Did we take this home from someone else?  There is no sign of indigenous history there although research tells me there obviously is some.  The Quebec heritage web site talks of a land largely uninhabited when settlers arrived.  This is the narrative of the colonizer – of an empty Canada, ready for settling, mapping and (re)naming.  The indigenous peoples, the Weskarinis-Algonkians, wintered in our area for centuries before their defeat at the hands of the Iroquois in 1651. Then the francophone settlers came to farm the land to be replaced by the Montreal leisure class because of its beauty and proximity to the city.  Today the lake is still almost exclusively owned by Anglophones.  There is still an awkward sense of segregation as shop people and snow plow drivers are Francophones and part-time resident landowners are Anglophones.   My husband grew up in Anglophone Westmount during great political tension and left this idyllic home for the west coast as he graduated when Anglophones were limited professionally in Quebec.

So, I have this home in Vancouver that I love, but will leave, and my adopted home in Quebec that I hope to see my grandchildren inherit one day…. And, I travel a lot. I explore the world to learn about people and places. My family had an amazing trip to an indigenous community in a remote part of the Amazon after a long canoe ride past the foreign owned, smoking oil wells. We saw the homeless indigenous on the streets of Quito. I was in the theatre district in London during the Thatcher poll tax riots and in Paris during May Day protests with police in riot gear. For work, I have seen the optimism in Bangalore and the pessimism in St. Petersburg, Russia where my Russian hosts told me that Stalin was the greatest Russian leader of modern times. I left Manhattan early on September 12, 2001 after seeing the city attacked just blocks away from my investment banking meetings. I worked for B.C. Transmission Co. as they attempted to negotiate to develop transmission lines through First Nations traditional territory and participated in supporting the 2010 Olympics, where four First Nations welcomed the world to their traditional territory for the games. When I arrive at the airport home to Vancouver I am a little uncomfortable about the brand new highly varnished totem poles on display commissioned to attract tourists with the cultural richness of the spectacular land that we have colonized and settled. When I leave the airport and walk outside I breath in the cool, damp, clean air and it smells like home.

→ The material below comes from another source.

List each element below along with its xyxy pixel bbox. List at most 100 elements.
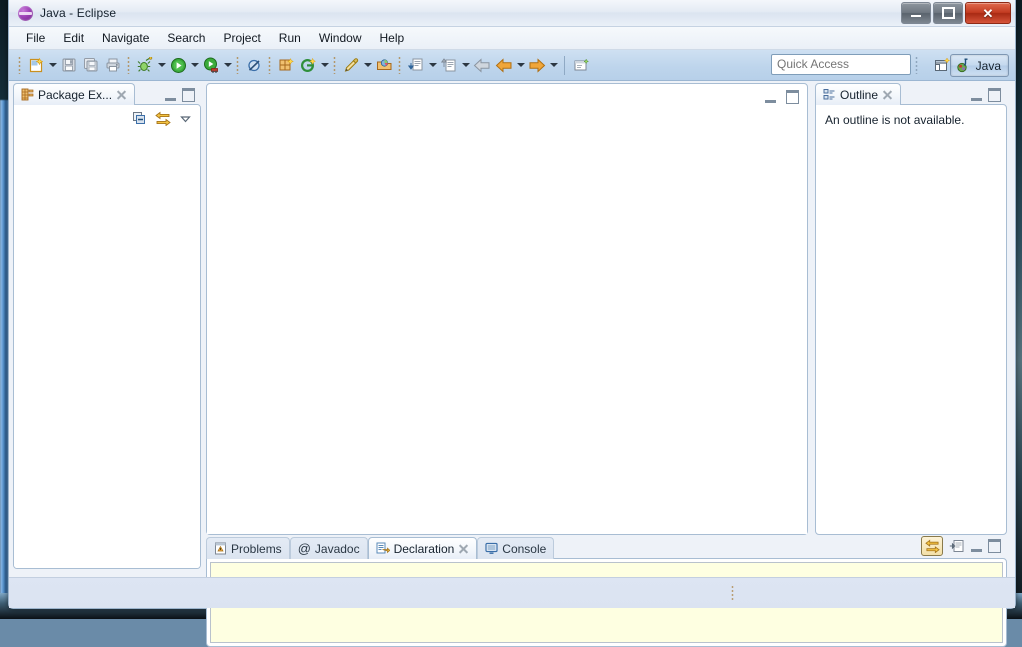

That is the story of my home. Although it is the story of an immigrant, of continually recreating the home story, it is a good home.

I do not have songs that remind me of home, or a home that is rich in music. Is music an important part of home for you?

Works cited:

“1990: Violence flares in poll tax demonstration.” BBC News – 1950 to 2005. 31 March 1990. Web 8 February 2016.

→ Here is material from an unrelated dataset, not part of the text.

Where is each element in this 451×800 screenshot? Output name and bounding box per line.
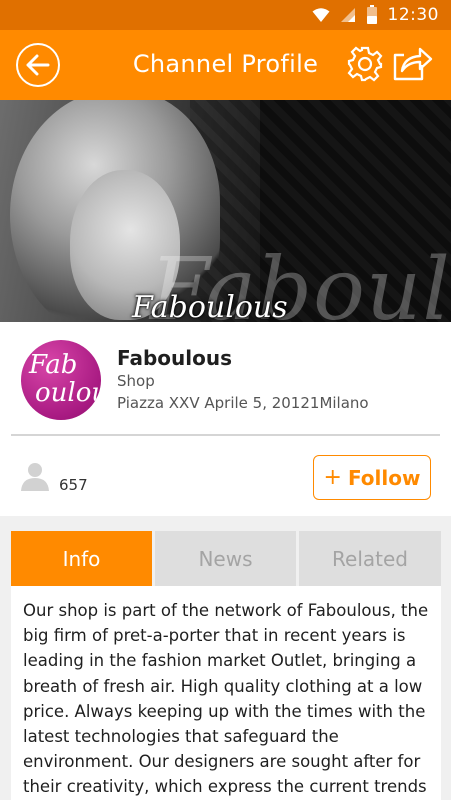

Chamberlin, Edward. If This is Your Land, Where are Your Stories? Finding Common Ground. Toronto:  AA. Knopf, 2003. Print.

“FLQ Crisis.”  The Canadian Soldier in the 20th Century.  Web.  8 February 2016.

Gordimer, Nadine.  The Conservationist.  Markham:  Penguin Books Canada Ltd, 1975.  Print.

Matas, Robert.  “Olympics were sweet and sour dish for first nations.  The Globe and Mail.  11 February 2011.  Web. 8 February 2016.

Pollock, Diane and Moffat, Margaret.  A Sense of Community.  Ste. Agathe North: DiMar Publishing, 2001.

Stock, Sandra. “The Laurentians: A Very Concise History, Part 1.” Laurentian Heritage Web Magazine. Sherbrooke: Quebec Heritage Web, 2014. Web. 8 February 2016.